'This is Dean Murnith.'
Then he went away.
'Ah,' said the Dean,
'I understand you were lost the other night in the marshes.
It was a terrible night to be lost in the marshes.'
'I love the marshes,' said the little Wild Thing with the new soul.
'Indeed!
How old are you?' said the Dean.
'I don't know,' she answered.
'You must know about how old you are,' he said.
'Oh, about ninety,' she said, 'or more.'
'Ninety years!' exclaimed the Dean.
'No, ninety centuries,' she said;
'I am as old as the marshes.'
Then she told her story—how she had longed to be a human and go and worship God, and have a soul and see the beauty of the world, and how all the Wild Things had made her a soul of gossamer and mist and music and strange memories.
'But if this is true,' said Dean Murnith, 'this is very wrong.
God cannot have intended you to have a soul.
'What is your name?'
'I have no name,' she answered.
'We must find a Christian name and a surname for you.
What would you like to be called?'
'Song of the Rushes,' she said.
'That won't do at all,' said the Dean.
'Then I would like to be called Terrible North Wind, or Star in the Waters,' she said.
'No, no, no,' said Dean Murnith; 'that is quite impossible.
We could call you Miss Rush if you like.
How would Mary Rush do?
Perhaps you had better have another name—say Mary Jane Rush.'
So the little Wild Thing with the soul of the marshes took the names that were offered her, and became Mary Jane Rush.
'And we must find something for you to do,' said Dean Murnith.
'Meanwhile we can give you a room here.'
'I don't want to do anything,' replied Mary Jane; 'I want to worship God in the cathedral and live beside the marshes.'
Then Mrs. Murnith came in, and for the rest of that day Mary Jane stayed at the house of the Dean.

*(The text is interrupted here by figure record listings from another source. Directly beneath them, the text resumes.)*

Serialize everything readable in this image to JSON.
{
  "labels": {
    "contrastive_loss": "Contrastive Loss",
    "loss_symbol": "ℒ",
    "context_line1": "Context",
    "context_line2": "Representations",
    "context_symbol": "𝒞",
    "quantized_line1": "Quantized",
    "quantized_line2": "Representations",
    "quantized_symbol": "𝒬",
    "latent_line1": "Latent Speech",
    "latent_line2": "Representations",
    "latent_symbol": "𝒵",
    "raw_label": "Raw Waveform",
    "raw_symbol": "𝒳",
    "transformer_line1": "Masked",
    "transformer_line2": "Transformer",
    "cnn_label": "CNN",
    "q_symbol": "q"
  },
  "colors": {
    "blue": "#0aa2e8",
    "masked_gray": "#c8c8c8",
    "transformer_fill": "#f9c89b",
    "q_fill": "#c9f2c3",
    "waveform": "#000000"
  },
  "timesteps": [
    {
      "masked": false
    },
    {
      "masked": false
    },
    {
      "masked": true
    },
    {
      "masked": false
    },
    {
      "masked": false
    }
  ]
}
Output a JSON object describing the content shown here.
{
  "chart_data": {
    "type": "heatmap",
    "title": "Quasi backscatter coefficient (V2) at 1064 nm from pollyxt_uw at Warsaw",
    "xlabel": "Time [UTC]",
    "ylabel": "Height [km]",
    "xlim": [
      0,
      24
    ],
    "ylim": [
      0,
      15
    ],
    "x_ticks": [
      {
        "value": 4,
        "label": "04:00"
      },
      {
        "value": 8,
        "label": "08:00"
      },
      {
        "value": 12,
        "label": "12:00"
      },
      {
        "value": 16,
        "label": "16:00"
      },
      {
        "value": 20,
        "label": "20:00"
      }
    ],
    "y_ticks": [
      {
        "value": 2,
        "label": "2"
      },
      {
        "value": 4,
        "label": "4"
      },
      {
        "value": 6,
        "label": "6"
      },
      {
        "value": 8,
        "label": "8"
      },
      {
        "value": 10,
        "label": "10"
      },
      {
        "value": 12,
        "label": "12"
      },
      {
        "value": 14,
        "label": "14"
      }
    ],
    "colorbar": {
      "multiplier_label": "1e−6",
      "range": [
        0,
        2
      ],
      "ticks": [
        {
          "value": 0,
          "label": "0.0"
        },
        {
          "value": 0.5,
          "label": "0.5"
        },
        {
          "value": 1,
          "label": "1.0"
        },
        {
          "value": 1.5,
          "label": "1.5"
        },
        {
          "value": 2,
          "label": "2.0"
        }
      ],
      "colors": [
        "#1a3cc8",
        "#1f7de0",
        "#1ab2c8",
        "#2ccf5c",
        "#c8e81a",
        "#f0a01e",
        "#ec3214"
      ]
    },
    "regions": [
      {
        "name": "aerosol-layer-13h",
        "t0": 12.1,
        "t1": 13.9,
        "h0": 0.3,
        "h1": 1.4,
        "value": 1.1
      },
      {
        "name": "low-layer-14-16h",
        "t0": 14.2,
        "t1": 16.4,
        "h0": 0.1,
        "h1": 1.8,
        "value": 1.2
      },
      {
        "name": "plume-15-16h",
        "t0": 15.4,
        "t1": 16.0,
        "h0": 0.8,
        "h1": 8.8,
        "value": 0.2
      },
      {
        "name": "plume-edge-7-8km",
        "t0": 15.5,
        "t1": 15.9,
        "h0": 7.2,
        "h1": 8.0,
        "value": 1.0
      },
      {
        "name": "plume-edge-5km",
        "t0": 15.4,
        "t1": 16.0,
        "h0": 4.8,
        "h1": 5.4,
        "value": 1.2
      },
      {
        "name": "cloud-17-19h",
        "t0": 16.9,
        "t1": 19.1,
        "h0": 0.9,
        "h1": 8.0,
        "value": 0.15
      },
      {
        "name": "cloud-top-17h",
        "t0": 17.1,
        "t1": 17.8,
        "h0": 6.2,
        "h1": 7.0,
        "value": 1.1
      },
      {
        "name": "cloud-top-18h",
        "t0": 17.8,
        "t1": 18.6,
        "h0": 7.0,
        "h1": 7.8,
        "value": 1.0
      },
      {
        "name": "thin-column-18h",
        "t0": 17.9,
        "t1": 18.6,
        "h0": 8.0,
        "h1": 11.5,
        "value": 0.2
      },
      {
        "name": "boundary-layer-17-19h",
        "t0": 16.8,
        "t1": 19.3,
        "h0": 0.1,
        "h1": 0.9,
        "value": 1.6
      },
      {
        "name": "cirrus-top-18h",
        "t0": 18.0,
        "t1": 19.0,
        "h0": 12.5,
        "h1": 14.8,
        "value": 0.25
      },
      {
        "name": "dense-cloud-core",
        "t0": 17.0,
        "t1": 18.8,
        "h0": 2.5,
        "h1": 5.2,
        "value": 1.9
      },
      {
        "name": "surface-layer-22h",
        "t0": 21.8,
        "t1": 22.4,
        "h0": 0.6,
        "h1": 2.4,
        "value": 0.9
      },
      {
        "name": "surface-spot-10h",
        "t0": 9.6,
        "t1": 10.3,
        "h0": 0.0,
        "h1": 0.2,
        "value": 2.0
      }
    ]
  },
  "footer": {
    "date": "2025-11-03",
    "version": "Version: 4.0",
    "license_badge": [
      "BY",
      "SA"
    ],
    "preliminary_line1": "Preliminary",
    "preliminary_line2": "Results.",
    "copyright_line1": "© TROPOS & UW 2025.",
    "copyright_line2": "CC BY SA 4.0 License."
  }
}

And there with her new soul she perceived the beauty of the world; for it came grey and level out of misty distances, and widened into grassy fields and ploughlands right up to the edge of an old gabled town; and solitary in the fields far off an ancient windmill stood, and his honest hand-made sails went round and round in the free East Anglian winds.
Close by, the gabled houses leaned out over the streets, planted fair upon sturdy timbers that grew in the olden time, all glorying among themselves upon their beauty.
And out of them, buttress by buttress, growing and going upwards, aspiring tower by tower, rose the cathedral.
And she saw the people moving in the streets all leisurely and slow, and unseen among them, whispering to each other, unheard by living men and concerned only with bygone things, drifted the ghosts of very long ago.
And wherever the streets ran eastwards, wherever were gaps in the houses, always there broke into view the sight of the great marshes, like to some bar of music weird and strange that haunts a melody, arising again and again, played on the violin by one musician only, who plays no other bar, and he is swart and lank about the hair and bearded about the lips, and his moustache droops long and low, and no one knows the land from which he comes.
All these were good things for a new soul to see.
Then the sun set over green fields and ploughland and the night came up.
One by one the merry lights of cheery lamp-lit windows took their stations in the solemn night.
Then the bells rang, far up in a cathedral tower, and their melody fell on the roofs of the old houses and poured over their eaves until the streets were full, and then flooded away over green fields and plough, till it came to the sturdy mill and brought the miller trudging to evensong, and far away eastwards and seawards the sound rang out over the remoter marshes.
And it was all as yesterday to the old ghosts in the streets.
Then the Dean's wife took Mary Jane to evening service, and she saw three hundred candles filling all the aisle with light.
But sturdy pillars stood there in unlit vastnesses; great colonnades going away into the gloom, where evening and morning, year in year out, they did their work in the dark, holding the cathedral roof aloft.
And it was stiller than the marshes are still when the ice has come and the wind that brought it has fallen.
Suddenly into this stillness rushed the sound of the organ, roaring, and presently the people prayed and sang.
No longer could Mary Jane see their prayers ascending like thin gold chains, for that was but an elfin fancy, but she imagined clear in her new soul the seraphs passing in the ways of Paradise, and the angels changing guard to watch the World by night.
When the Dean had finished service, a young curate, Mr. Millings, went up into the pulpit.
He spoke of Abana and Pharpar, rivers of Damascus: and Mary Jane was glad that there were rivers having such names, and heard with wonder of Nineveh, that great city, and many things strange and new.